Il campione mondiale di scacchi Gary Kasparov ha dichiarato di essere stato il primo ad aver perso il suo lavoro grazie intelligenza artificiale quando il Deep Blue dell’IBM lo ha battuto a scacchi. Ma Deep Blue era un supercomputer specializzato su un compito complesso in un ambito specifico, con la capacità di calcolare più mosse (200 milioni di posizioni / secondo) di un umano. È quindi più corretto dire che Kasparov ha perso il lavoro per la forza di calcolo bruta e la legge dei grandi numeri. L’intelligenza artificiale è molto più: si riferisce a un sistema in grado di imitare l’intelligenza umana.
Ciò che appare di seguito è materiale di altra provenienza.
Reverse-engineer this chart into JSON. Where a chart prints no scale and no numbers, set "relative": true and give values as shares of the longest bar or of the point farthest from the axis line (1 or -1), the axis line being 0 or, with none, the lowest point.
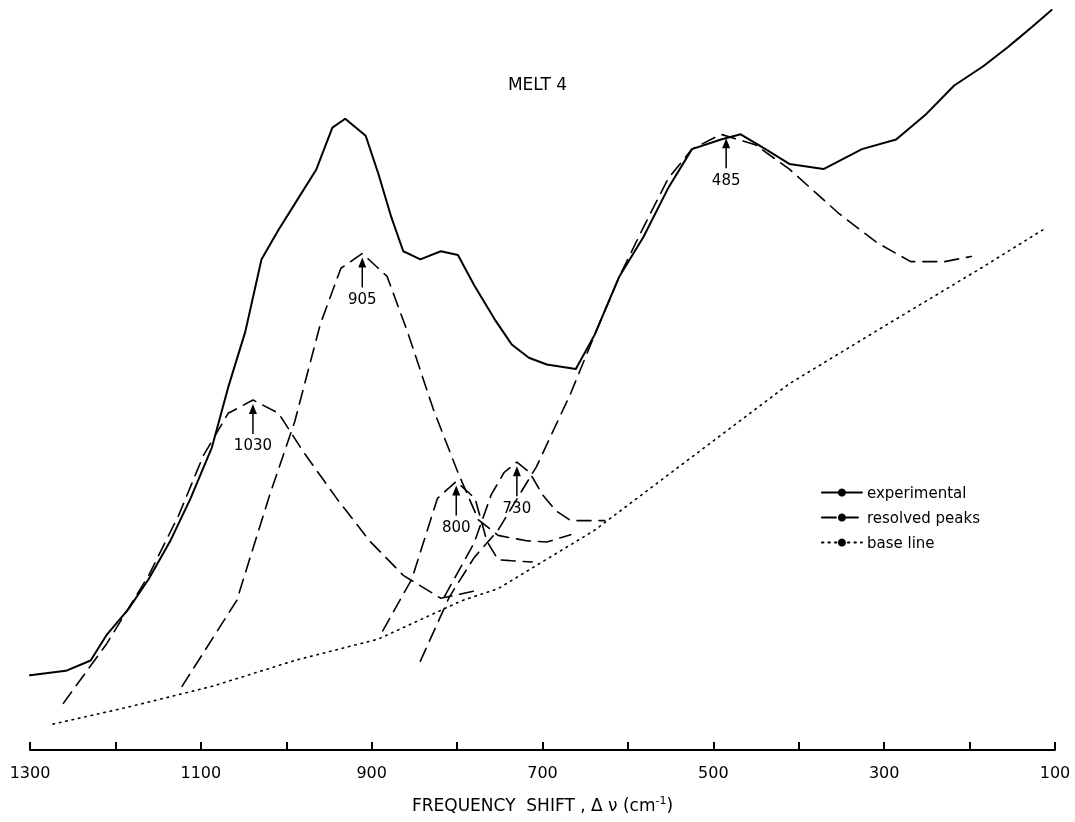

Il caso Kasparov rientra in quella che potremmo definire “IA ristretta”, che è specializzata nella progettazione per eseguire un compito specifico. Ma che dire dell’intelligenza artificiale “generale”, che potrebbe svolgere un qualsiasi compito cognitivo umano? Avrebbe una sua personalità, le sue emozioni? Se l’input di questa macchina fosse la nostra storia, perché dovrebbe comportarsi in modo diverso da noi? Nel creare civiltà passate, e nel nostro presente, non ci siamo preoccupati molto degli ecosistemi umani e biologici che uccidevamo lungo il cammino. Perché un IA dovrebbe allora preoccuparsi degli umani e delle loro regole?

Per ora, questa domanda è, ovviamente, prettamente filosofica, ma è bene iniziare a porsela: è molto probabile che l’IA cambi radicalmente le nostre vite personali e professionali e la società in generale.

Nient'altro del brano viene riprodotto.